Decision Near On Turning Credit Union Into a Bank
Some Petition to Oust Lafayette's Board
Monday, December 11, 2006; Page D01
Members of the Kensington-based Lafayette Federal Credit Union have until Saturday to vote on whether to turn the tax-exempt, depositor-owned institution into a for-profit, stockholder-owned bank. As advocates on both sides try to rally the 16,000 members to vote, others are conducting a parallel campaign: They're attempting to fire the nine-member board of directors for proposing the conversion.

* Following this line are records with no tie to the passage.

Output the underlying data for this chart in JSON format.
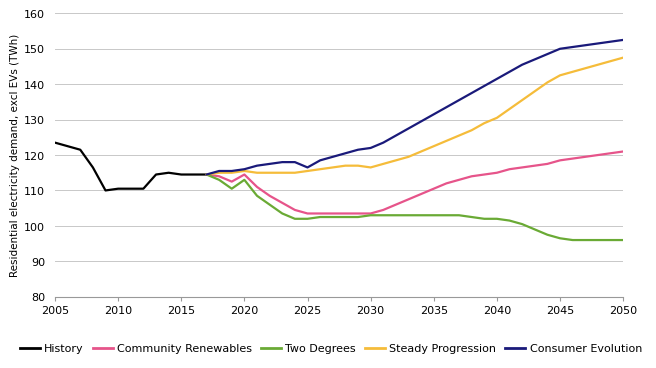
{
  "title": "",
  "ylabel": "Residential electricity demand, excl EVs (TWh)",
  "ylim": [
    80,
    160
  ],
  "yticks": [
    80,
    90,
    100,
    110,
    120,
    130,
    140,
    150,
    160
  ],
  "xlim": [
    2005,
    2050
  ],
  "xticks": [
    2005,
    2010,
    2015,
    2020,
    2025,
    2030,
    2035,
    2040,
    2045,
    2050
  ],
  "background_color": "#ffffff",
  "grid_color": "#c8c8c8",
  "series": {
    "History": {
      "color": "#000000",
      "linewidth": 1.6,
      "x": [
        2005,
        2006,
        2007,
        2008,
        2009,
        2010,
        2011,
        2012,
        2013,
        2014,
        2015,
        2016,
        2017
      ],
      "y": [
        123.5,
        122.5,
        121.5,
        116.5,
        110.0,
        110.5,
        110.5,
        110.5,
        114.5,
        115.0,
        114.5,
        114.5,
        114.5
      ]
    },
    "Community Renewables": {
      "color": "#e6548a",
      "linewidth": 1.6,
      "x": [
        2017,
        2018,
        2019,
        2020,
        2021,
        2022,
        2023,
        2024,
        2025,
        2026,
        2027,
        2028,
        2029,
        2030,
        2031,
        2032,
        2033,
        2034,
        2035,
        2036,
        2037,
        2038,
        2039,
        2040,
        2041,
        2042,
        2043,
        2044,
        2045,
        2046,
        2047,
        2048,
        2049,
        2050
      ],
      "y": [
        114.5,
        114.0,
        112.5,
        114.5,
        111.0,
        108.5,
        106.5,
        104.5,
        103.5,
        103.5,
        103.5,
        103.5,
        103.5,
        103.5,
        104.5,
        106.0,
        107.5,
        109.0,
        110.5,
        112.0,
        113.0,
        114.0,
        114.5,
        115.0,
        116.0,
        116.5,
        117.0,
        117.5,
        118.5,
        119.0,
        119.5,
        120.0,
        120.5,
        121.0
      ]
    },
    "Two Degrees": {
      "color": "#6aaa35",
      "linewidth": 1.6,
      "x": [
        2017,
        2018,
        2019,
        2020,
        2021,
        2022,
        2023,
        2024,
        2025,
        2026,
        2027,
        2028,
        2029,
        2030,
        2031,
        2032,
        2033,
        2034,
        2035,
        2036,
        2037,
        2038,
        2039,
        2040,
        2041,
        2042,
        2043,
        2044,
        2045,
        2046,
        2047,
        2048,
        2049,
        2050
      ],
      "y": [
        114.5,
        113.0,
        110.5,
        113.0,
        108.5,
        106.0,
        103.5,
        102.0,
        102.0,
        102.5,
        102.5,
        102.5,
        102.5,
        103.0,
        103.0,
        103.0,
        103.0,
        103.0,
        103.0,
        103.0,
        103.0,
        102.5,
        102.0,
        102.0,
        101.5,
        100.5,
        99.0,
        97.5,
        96.5,
        96.0,
        96.0,
        96.0,
        96.0,
        96.0
      ]
    },
    "Steady Progression": {
      "color": "#f5bc3a",
      "linewidth": 1.6,
      "x": [
        2017,
        2018,
        2019,
        2020,
        2021,
        2022,
        2023,
        2024,
        2025,
        2026,
        2027,
        2028,
        2029,
        2030,
        2031,
        2032,
        2033,
        2034,
        2035,
        2036,
        2037,
        2038,
        2039,
        2040,
        2041,
        2042,
        2043,
        2044,
        2045,
        2046,
        2047,
        2048,
        2049,
        2050
      ],
      "y": [
        114.5,
        115.0,
        115.0,
        115.5,
        115.0,
        115.0,
        115.0,
        115.0,
        115.5,
        116.0,
        116.5,
        117.0,
        117.0,
        116.5,
        117.5,
        118.5,
        119.5,
        121.0,
        122.5,
        124.0,
        125.5,
        127.0,
        129.0,
        130.5,
        133.0,
        135.5,
        138.0,
        140.5,
        142.5,
        143.5,
        144.5,
        145.5,
        146.5,
        147.5
      ]
    },
    "Consumer Evolution": {
      "color": "#1a1a7a",
      "linewidth": 1.6,
      "x": [
        2017,
        2018,
        2019,
        2020,
        2021,
        2022,
        2023,
        2024,
        2025,
        2026,
        2027,
        2028,
        2029,
        2030,
        2031,
        2032,
        2033,
        2034,
        2035,
        2036,
        2037,
        2038,
        2039,
        2040,
        2041,
        2042,
        2043,
        2044,
        2045,
        2046,
        2047,
        2048,
        2049,
        2050
      ],
      "y": [
        114.5,
        115.5,
        115.5,
        116.0,
        117.0,
        117.5,
        118.0,
        118.0,
        116.5,
        118.5,
        119.5,
        120.5,
        121.5,
        122.0,
        123.5,
        125.5,
        127.5,
        129.5,
        131.5,
        133.5,
        135.5,
        137.5,
        139.5,
        141.5,
        143.5,
        145.5,
        147.0,
        148.5,
        150.0,
        150.5,
        151.0,
        151.5,
        152.0,
        152.5
      ]
    }
  },
  "legend": {
    "labels": [
      "History",
      "Community Renewables",
      "Two Degrees",
      "Steady Progression",
      "Consumer Evolution"
    ],
    "colors": [
      "#000000",
      "#e6548a",
      "#6aaa35",
      "#f5bc3a",
      "#1a1a7a"
    ],
    "fontsize": 8.0
  }
}
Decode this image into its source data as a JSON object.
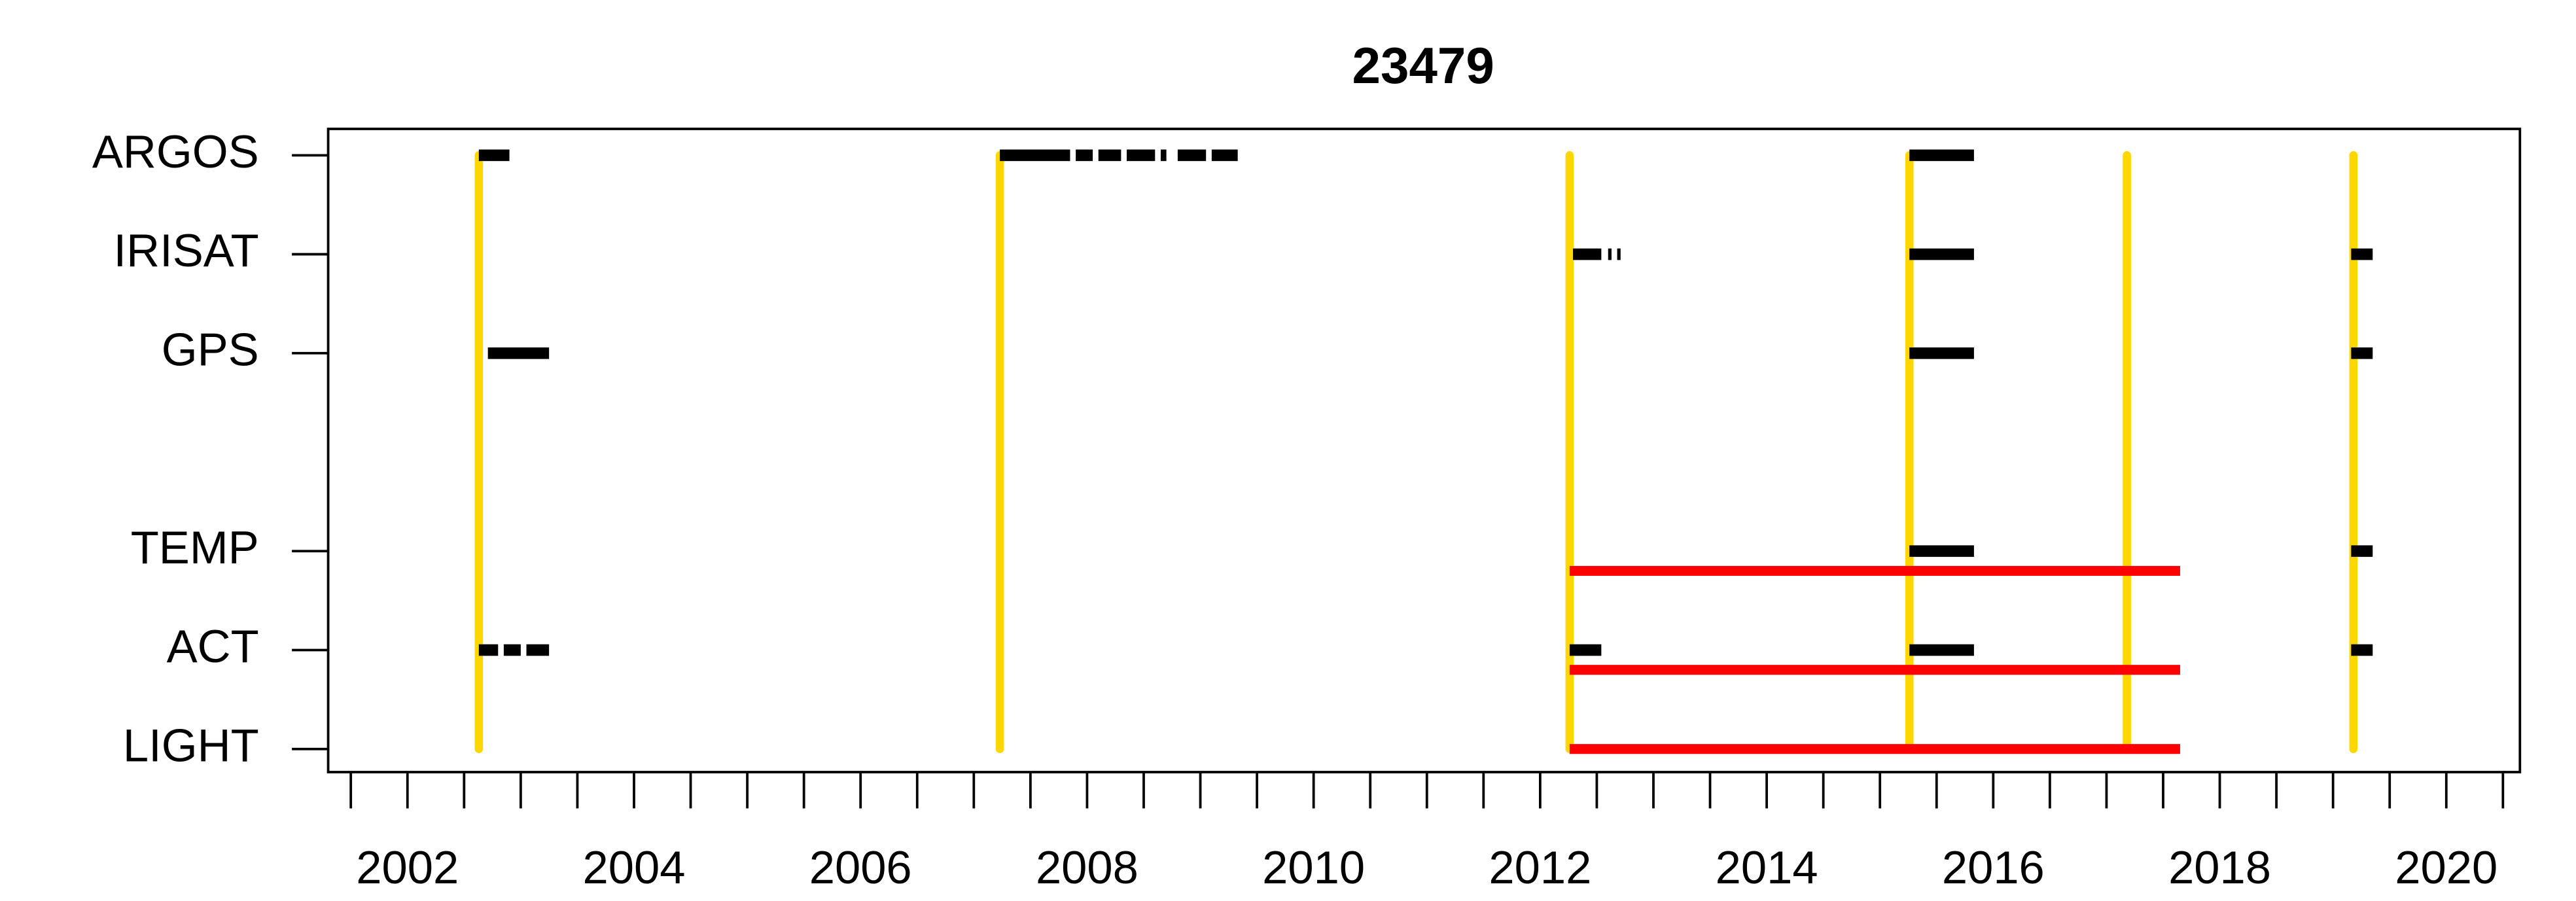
{
  "chart_data": {
    "type": "timeline",
    "title": "23479",
    "categories": [
      "ARGOS",
      "IRISAT",
      "GPS",
      null,
      "TEMP",
      "ACT",
      "LIGHT"
    ],
    "xlim": [
      2001.3,
      2020.65
    ],
    "xticks": [
      2002,
      2004,
      2006,
      2008,
      2010,
      2012,
      2014,
      2016,
      2018,
      2020
    ],
    "xminorticks": [
      2001.5,
      2002.5,
      2003,
      2003.5,
      2004.5,
      2005,
      2005.5,
      2006.5,
      2007,
      2007.5,
      2008.5,
      2009,
      2009.5,
      2010.5,
      2011,
      2011.5,
      2012.5,
      2013,
      2013.5,
      2014.5,
      2015,
      2015.5,
      2016.5,
      2017,
      2017.5,
      2018.5,
      2019,
      2019.5,
      2020.5
    ],
    "deployments": {
      "color": "#FFD700",
      "dates": [
        2002.63,
        2007.23,
        2012.26,
        2015.26,
        2017.18,
        2019.18
      ]
    },
    "series": [
      {
        "color": "#000000",
        "segments": [
          {
            "category": "ARGOS",
            "start": 2002.63,
            "end": 2002.9
          },
          {
            "category": "ARGOS",
            "start": 2007.23,
            "end": 2007.85
          },
          {
            "category": "ARGOS",
            "start": 2007.9,
            "end": 2008.05
          },
          {
            "category": "ARGOS",
            "start": 2008.1,
            "end": 2008.3
          },
          {
            "category": "ARGOS",
            "start": 2008.35,
            "end": 2008.6
          },
          {
            "category": "ARGOS",
            "start": 2008.65,
            "end": 2008.7
          },
          {
            "category": "ARGOS",
            "start": 2008.8,
            "end": 2009.05
          },
          {
            "category": "ARGOS",
            "start": 2009.1,
            "end": 2009.33
          },
          {
            "category": "ARGOS",
            "start": 2015.26,
            "end": 2015.83
          },
          {
            "category": "IRISAT",
            "start": 2012.29,
            "end": 2012.54
          },
          {
            "category": "IRISAT",
            "start": 2012.6,
            "end": 2012.63
          },
          {
            "category": "IRISAT",
            "start": 2012.68,
            "end": 2012.71
          },
          {
            "category": "IRISAT",
            "start": 2015.26,
            "end": 2015.83
          },
          {
            "category": "IRISAT",
            "start": 2019.16,
            "end": 2019.35
          },
          {
            "category": "GPS",
            "start": 2002.71,
            "end": 2003.25
          },
          {
            "category": "GPS",
            "start": 2015.26,
            "end": 2015.83
          },
          {
            "category": "GPS",
            "start": 2019.16,
            "end": 2019.35
          },
          {
            "category": "TEMP",
            "start": 2015.26,
            "end": 2015.83
          },
          {
            "category": "TEMP",
            "start": 2019.16,
            "end": 2019.35
          },
          {
            "category": "ACT",
            "start": 2002.63,
            "end": 2002.8
          },
          {
            "category": "ACT",
            "start": 2002.85,
            "end": 2003.0
          },
          {
            "category": "ACT",
            "start": 2003.05,
            "end": 2003.25
          },
          {
            "category": "ACT",
            "start": 2012.26,
            "end": 2012.54
          },
          {
            "category": "ACT",
            "start": 2015.26,
            "end": 2015.83
          },
          {
            "category": "ACT",
            "start": 2019.16,
            "end": 2019.35
          }
        ]
      },
      {
        "color": "#FF0000",
        "segments": [
          {
            "category": "TEMP",
            "start": 2012.26,
            "end": 2017.65
          },
          {
            "category": "ACT",
            "start": 2012.26,
            "end": 2017.65
          },
          {
            "category": "LIGHT",
            "start": 2012.26,
            "end": 2017.65
          }
        ]
      }
    ]
  }
}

"They haven't represented the interests of the credit union's members," federal worker Amber Brooks told customers leaving a Lafayette branch in the Ronald Reagan Building one day last week. Along with about a dozen other members, she was spending her lunch hour asking members to sign a petition to call a vote on an ouster. At that point, she said, they had collected about 400 of the 750 signatures required.
The tug of war over who will own Lafayette -- and control the $30 million in retained earnings the institution has build up over its 71-year history-- is one of several dozen such fights at credit unions across the country over the past eight years, since Congress eased rules for converting credit unions to banks.
Lafayette's members work for a variety of area employers, including the U.S. Agency for International Development, the Export-Import Bank, the Takoma Park Silver Spring Co-op and some Whole Foods Markets. With assets of $331 million, it is the 13th-largest credit union in Maryland.
In materials accompanying mailed ballots, chief executive Michael S. Hearne and board Chairman Arnold S. Rosenthal say becoming a for-profit bank is the only way the institution can gain enough new depositors and business borrowers to survive in the long run.
Opponents say that even if Hearne and Rosenthal were right, the two-step conversion process unanimously approved by the board is unfair because credit union members would lose ownership of the credit union while directors and top executives would be able to increase their salaries and profit from buying stock in the new bank.
Under the proposed plan, the credit union would be converted first to a mutual savings bank -- one owned by its depositors. Then there would be a second vote to convert it to a stockholder-owned bank. Deposits and loans from the credit union would be transferred along the way. At the end of the process, members of the former credit union would be offered a chance to buy stock in the new bank.
Credit union member Tom Carter argues that it makes no sense for members to pay for shares in an institution created from one they already own. He says that before any conversion, the board should pay each member his or her portion of the $30 million in retained earnings, or about $1,875 a person.
"We've never been told what other conversion alternatives the board even considered," he said.
Although a credit union is a nonprofit organization, federal regulators require it to earn enough money to provide a cushion against possible losses on loans. That cushion comes from retained earnings -- money left over after expenses are subtracted from revenue. Because credit unions are cooperatives or mutuals, each member owns a portion of the retained earnings.
Under federal rules governing a conversion, the original members of a credit union are not allowed to receive shares of bank stock in exchange for retained earnings. Distributing that money before a conversion begins is the only way to fairly compensate members, opponents of the conversion say.
Lafayette directors, who by law must act in the best interest of members, did not return calls or referred requests for comment to Hearne. Hearne declined an interview, saying he "didn't think it was in our interest."